TORONTO—Canadian tenor Colin Ainsworth is having a blast working on “The Pirates of Penzance” this December with the Toronto Operetta Theatre. Gilbert and Sullivan’s more than 100-year-old operetta is still entertaining today with its satirical, romantic story of kind-hearted but overzealous pirates and officials, married with joyful melodies.
“Gilbert and Sullivan were so clever at writing these memorable characters and beautiful songs and it’s a really fun project to be involved in,” says Ainsworth, who has sung in the operetta several times but never tires of it.
There are many layers that account for “The Pirates of Penzance’s” popularity, he says. One is the story’s timeless quality, poking fun at our shared humanity—love, honour, and social relationships.
Moreover, the nature of the operetta genre which, unlike opera, includes dialogue, allows the director some flexibility to throw in some inside jokes based on current affairs or politics, says Ainsworth. This is what the TOT’s production is doing, and it’s a great way to engage the audience, he adds.
Musically, “The Pirates of Penzance” was influenced by many of the great Romantic composers, such as Schubert and Verdi, which are echoed throughout the operetta. “They have taken many of their cues from great composers, knitted it together into a great storyline, and created a great piece,” says Ainsworth.
Slave of Duty
The plot is an absurd one, but touches pointedly on human nature. Frederic (Ainsworth’s character) is mistakenly apprenticed to pirates as a boy by his nurse who had misheard his father’s instructions. Frederic is bound to serve until he reaches the age of 21, when he can return to society. Once a respectable man, he will then go back and bring the pirates back to justice.
But there is one loophole: Frederic was born on Feb. 29, a leap year, meaning he would have to serve until he is in his 80s to reach the required 21 birthdays. This also means his new love Mabel has to wait more than 60 years to marry him. But Frederic is determined to fulfill his duty at all costs.
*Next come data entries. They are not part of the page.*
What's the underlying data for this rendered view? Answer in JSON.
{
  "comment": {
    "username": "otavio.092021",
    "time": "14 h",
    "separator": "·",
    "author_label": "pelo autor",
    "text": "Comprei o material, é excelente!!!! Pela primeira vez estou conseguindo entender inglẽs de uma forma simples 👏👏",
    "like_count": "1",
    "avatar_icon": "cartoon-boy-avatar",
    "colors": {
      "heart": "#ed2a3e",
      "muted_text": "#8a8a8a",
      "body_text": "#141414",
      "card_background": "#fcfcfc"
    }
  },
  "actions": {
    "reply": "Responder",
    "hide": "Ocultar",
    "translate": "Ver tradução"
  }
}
“He goes right to the edge, which is why it’s funny. He goes for his duty 150 percent. He makes sure he’s doing everything, even though it may hurt him or it may hurt the people he loves; he doesn’t really use judgment,” says Ainsworth of his character.
Ainsworth sees some paralells in this approach with life today.
“Sometimes we forget to use a little common sense,” he says. “We get all legalistic about certain things and forget. Maybe it’s not so black and white, maybe there’s a little bit of grey in there, and that’s what my character finds out. There are some grey areas sometimes that you have to use a bit of common sense with.”
Ainsworth, who was born to deaf parents, grew up with no music in the home and only discovered he could sing in high school drama class. His teacher encouraged him to take lessons, and it all snowballed from there, he explains.
His career has taken him to several major opera companies around the world, as well as concert stages, including in Canada, the United States, and Europe. He now takes his 9-year-old son with him, who he says has seen more operas than most people in one lifetime.
“When I’m working, I’m really enjoying what I’m doing, and I love the experience, and the opportunity to do it, and I think that’s the best thing about opera,” says Ainsworth, whose favourite work is usually the one he is currently performing. Right now, that would certainly be “The Pirates of Penzance.”